De arriba

Tabaré Vázquez llegó al gobierno prometiendo que haría pagar más a los que más tenían. La verdad es que, cuando asumió el poder, los que tenían más ya pagaban más que los que tenían menos o no tenían nada. Es simple. El que tiene dinero, consume. El que consume paga impuestos. Más consume, más impuestos paga. El que tiene menos, consume menos. Y paga menos impuestos. Y el que no tiene nada, no consume nada y no paga impuestos.

Lo que Vázquez y Astori hicieron en el primer gobierno frenteamplista fue hacer que los que tenían más y ya pagaban más, pagaran todavía más. La reforma tributaria hizo que todos quienes tuvieran un ingreso decente comenzaran a pagar más impuestos (¿se acuerdan cuál era el mínimo no imponible?), a través de un Impuesto a los Ingresos disfrazado de Impuesto a la Renta.

¿Qué pasó? El Estado comenzó a recaudar más. Mucho más. Y ese dinero lo usó el gobierno para pagar subsidios y financiar planes de emergencia social para quienes poco o nada tenían.
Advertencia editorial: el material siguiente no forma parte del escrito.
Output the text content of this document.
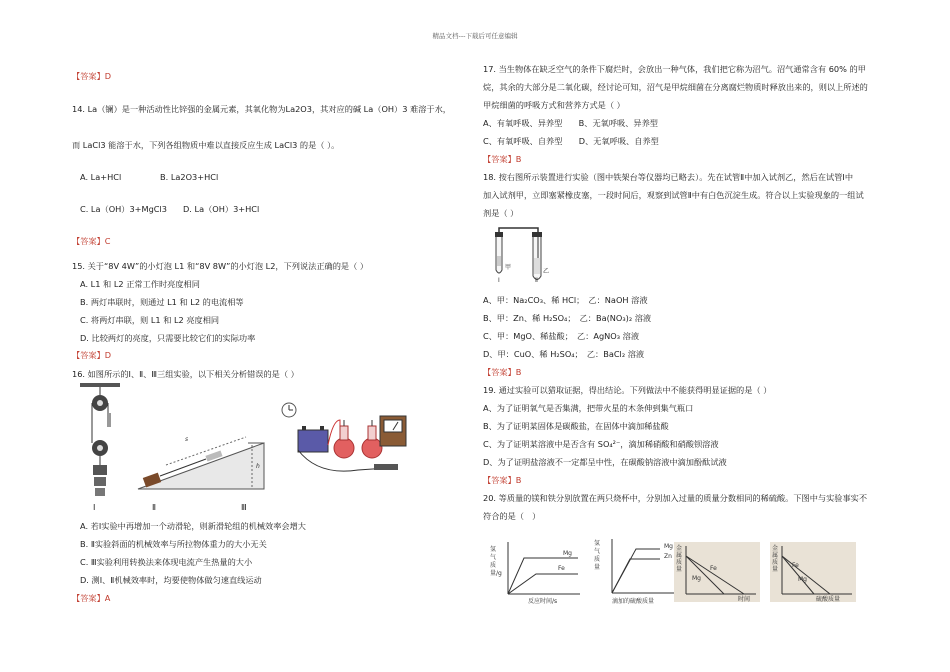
精品文档---下载后可任意编辑
【答案】D
14. La（镧）是一种活动性比锌强的金属元素，其氧化物为La2O3，其对应的碱 La（OH）3 难溶于水，
而 LaCl3 能溶于水，下列各组物质中难以直接反应生成 LaCl3 的是（ ）。
A. La+HCl	B. La2O3+HCl
C. La（OH）3+MgCl3 D. La（OH）3+HCl
【答案】C
15. 关于“8V 4W”的小灯泡 L1 和“8V 8W”的小灯泡 L2，下列说法正确的是（ ）
A. L1 和 L2 正常工作时亮度相同
B. 两灯串联时，则通过 L1 和 L2 的电流相等
C. 将两灯串联，则 L1 和 L2 亮度相同
D. 比较两灯的亮度，只需要比较它们的实际功率
【答案】D
16. 如图所示的Ⅰ、Ⅱ、Ⅲ三组实验，以下相关分析错误的是（ ）
s
h
Ⅰ	Ⅱ	Ⅲ
A. 若Ⅰ实验中再增加一个动滑轮，则新滑轮组的机械效率会增大
B. Ⅱ实验斜面的机械效率与所拉物体重力的大小无关
C. Ⅲ实验利用转换法来体现电流产生热量的大小
D. 测Ⅰ、Ⅱ机械效率时，均要使物体做匀速直线运动
【答案】A
17. 当生物体在缺乏空气的条件下腐烂时，会放出一种气体，我们把它称为沼气。沼气通常含有 60% 的甲
烷，其余的大部分是二氧化碳，经讨论可知，沼气是甲烷细菌在分离腐烂物质时释放出来的，则以上所述的
甲烷细菌的呼吸方式和营养方式是（ ）
A、有氧呼吸、异养型　　B、无氧呼吸、异养型
C、有氧呼吸、自养型　　D、无氧呼吸、自养型
【答案】B
18. 按右图所示装置进行实验（图中铁架台等仪器均已略去）。先在试管Ⅱ中加入试剂乙，然后在试管Ⅰ中
加入试剂甲，立即塞紧橡皮塞，一段时间后，观察到试管Ⅱ中有白色沉淀生成。符合以上实验现象的一组试
剂是（ ）
甲
乙
Ⅰ	Ⅱ
A、甲：Na₂CO₃、稀 HCl；　乙：NaOH 溶液
B、甲：Zn、稀 H₂SO₄；　乙：Ba(NO₃)₂ 溶液
C、甲：MgO、稀盐酸；　乙：AgNO₃ 溶液
D、甲：CuO、稀 H₂SO₄；　乙：BaCl₂ 溶液
【答案】B
19. 通过实验可以猎取证据，得出结论。下列做法中不能获得明显证据的是（ ）
A、为了证明氧气是否集满，把带火星的木条伸到集气瓶口
B、为了证明某固体是碳酸盐，在固体中滴加稀盐酸
C、为了证明某溶液中是否含有 SO₄²⁻，滴加稀硝酸和硝酸钡溶液
D、为了证明盐溶液不一定都呈中性，在碳酸钠溶液中滴加酚酞试液
【答案】B
20. 等质量的镁和铁分别放置在两只烧杯中，分别加入过量的质量分数相同的稀硫酸。下图中与实验事实不
符合的是（　）
氢气质量/g
Mg
Fe
反应时间/s
氢气质量
Mg
Zn
滴加的硫酸质量
金属质量	Fe
Mg
时间
金属质量
Fe
Mg
硫酸质量
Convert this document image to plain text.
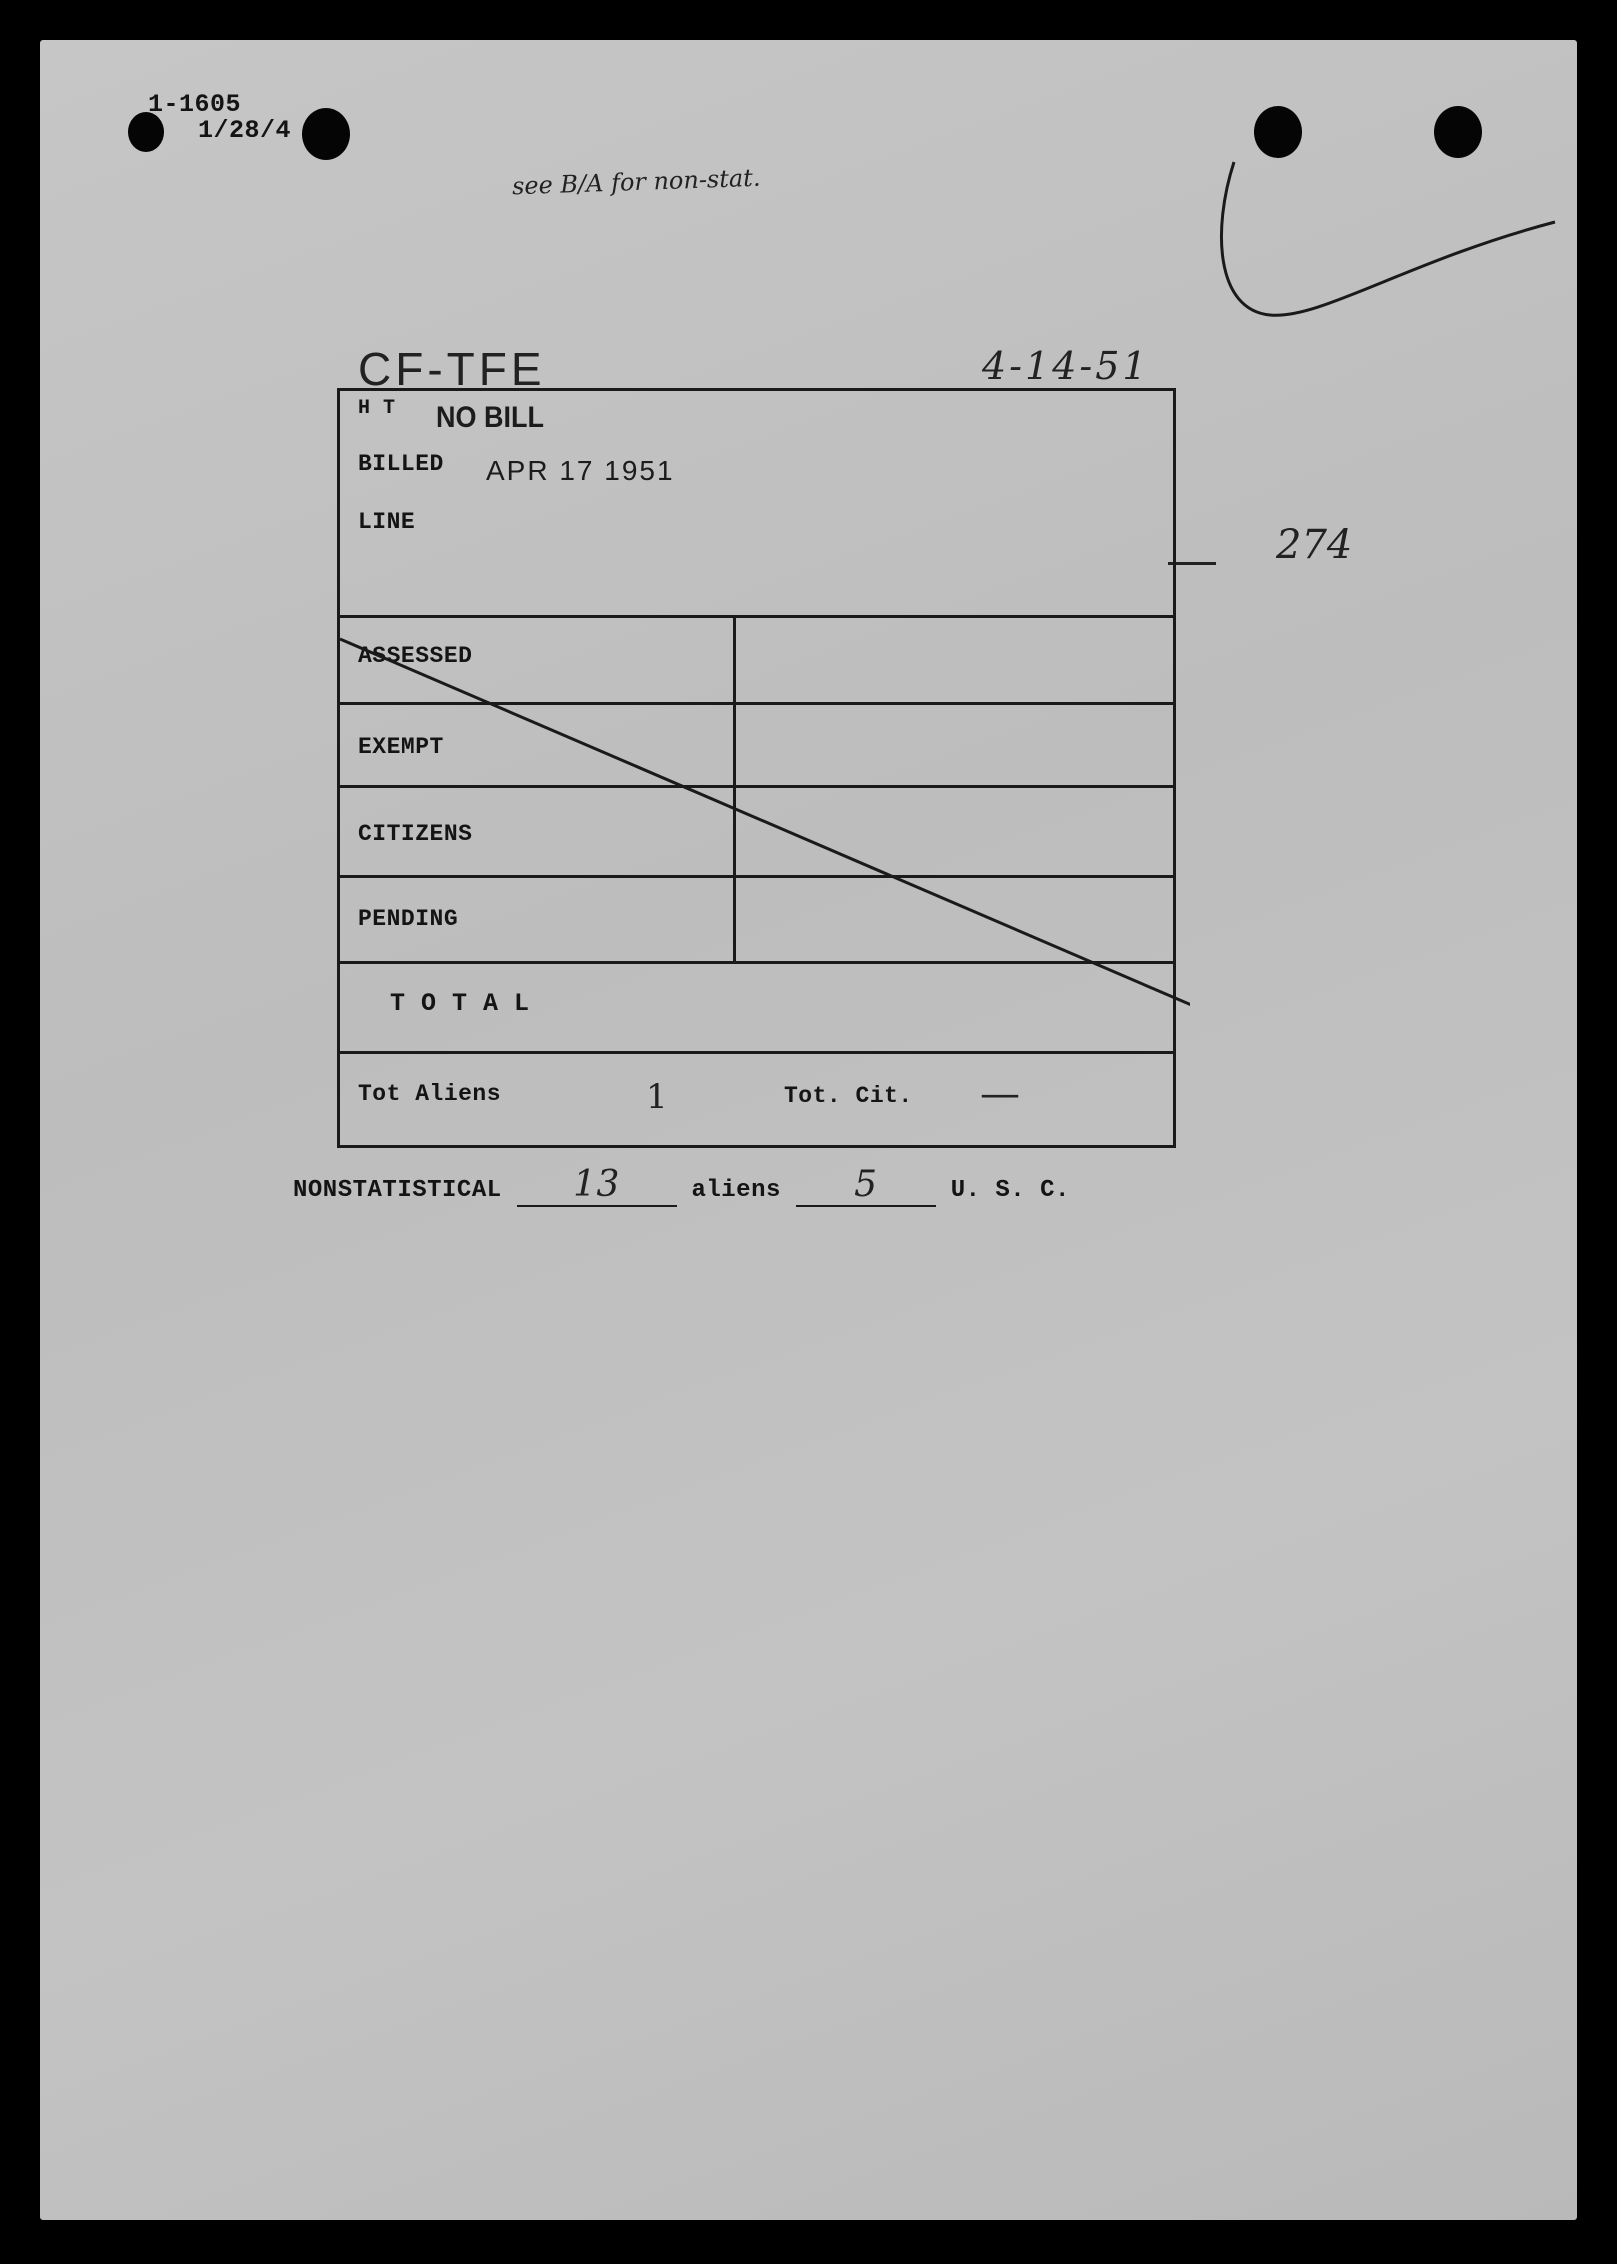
1-1605
1/28/4
see B/A for non-stat.
CF-TFE	4-14-51
274
H T NO BILL
BILLED APR 17 1951
LINE
ASSESSED
EXEMPT
CITIZENS
PENDING
T O T A L
Tot Aliens	1	Tot. Cit. —
NONSTATISTICAL 13	aliens 5	U. S. C.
La emergencia pasó. Pero los impuestos quedaron.

La economía aceleró su ritmo de crecimiento (Batlle la había dejado en crecimiento, incluso tras el cataclismo de 2002). El desempleo bajó y bajó, hasta niveles históricos. Y el salario real no paró de aumentar. ¿Qué significa eso? Que quienes no tenían trabajo lo encontraron, y que los salarios que se pagaban aumentaron. Eso se reflejó en un consumo que explotó y que aumentó más la recaudación del Estado.

Ahora algunos sectores del Frente Amplio sostienen que el IVA no debe bajar para todos, como la izquierda había prometido, sino sólo para los que menos tienen. Y el MPP, y el propio ex presidente y ya candidato, ahora proponen aumentar nuevamente los impuestos que recaen sobre quienes más ganan, mientras los comunistas quieren sacar incentivos a los inversores y castigar a quienes exportan.
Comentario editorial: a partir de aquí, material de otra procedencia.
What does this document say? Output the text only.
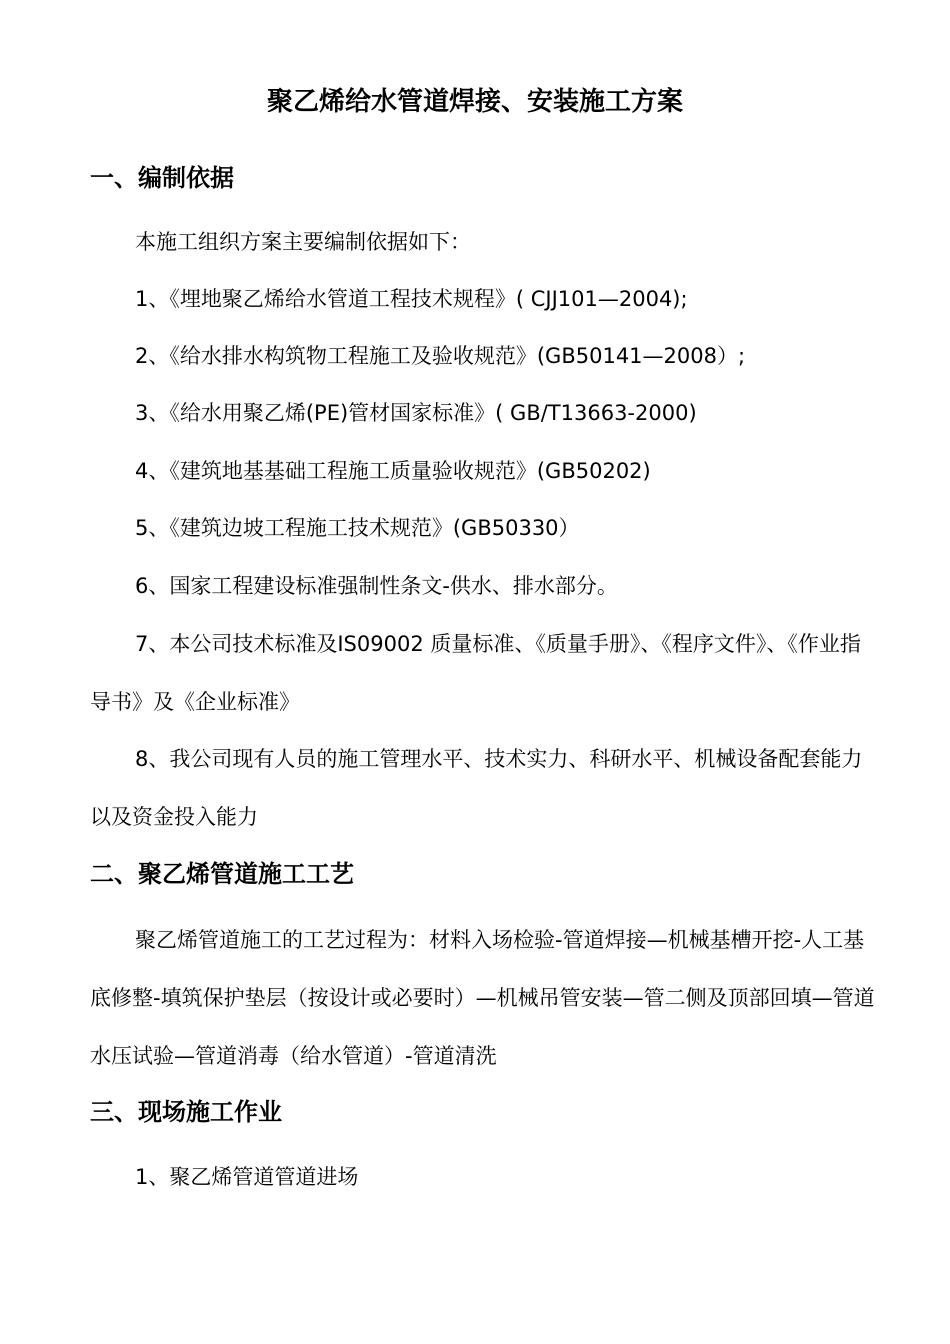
聚乙烯给水管道焊接、安装施工方案
一、编制依据
本施工组织方案主要编制依据如下：
1、《埋地聚乙烯给水管道工程技术规程》( CJJ101—2004);
2、《给水排水构筑物工程施工及验收规范》(GB50141—2008）;
3、《给水用聚乙烯(PE)管材国家标准》( GB/T13663-2000)
4、《建筑地基基础工程施工质量验收规范》(GB50202)
5、《建筑边坡工程施工技术规范》(GB50330）
6、国家工程建设标准强制性条文-供水、排水部分。
7、本公司技术标准及IS09002 质量标准、《质量手册》、《程序文件》、《作业指导书》及《企业标准》
8、我公司现有人员的施工管理水平、技术实力、科研水平、机械设备配套能力以及资金投入能力
二、聚乙烯管道施工工艺
聚乙烯管道施工的工艺过程为：材料入场检验-管道焊接—机械基槽开挖-人工基底修整-填筑保护垫层（按设计或必要时）—机械吊管安装—管二侧及顶部回填—管道水压试验—管道消毒（给水管道）-管道清洗
三、现场施工作业
1、聚乙烯管道管道进场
¿En qué mundo vive el gobierno? ¿Cómo es posible que en un momento en que no se consiguen trabajadores para hacer determinadas tareas, porque los niveles de empleo son altísimos, desde el Estado se siga subsidiando alegremente y sin pedir contrapartida alguna a quienes no trabajan porque no quieren? Y si se quiere mantener a estas personas, ¿por qué no se propone el gobierno generar desde el Estado el ahorro que permita financiar estos subsidios, en lugar de seguir castigando al que trabaja, al que produce, al que se esfuerza, al que consume y está soportando sobre sus espaldas todo el peso de la burocracia del Estado y, a la vez, a miles y miles de compatriotas que prefieren no hacer nada porque, después de todo, siempre es mejor que otro se deslome para que uno tenga celular, se cuelgue del cable y la luz, y viva a expensas del prójimo?

¿Ese es el modelo que el Frente Amplio quiere imponer? ¿Un país donde los que trabajan y producen sean condenados a mantener a quienes no hacen nada? ¿Este es el País de Primera que se prometió? ¿Qué pasará si todos nos sentamos a esperar que "otro" nos pague la cena?

¿Qué esperan los que pagan la fiesta para hacerse oír?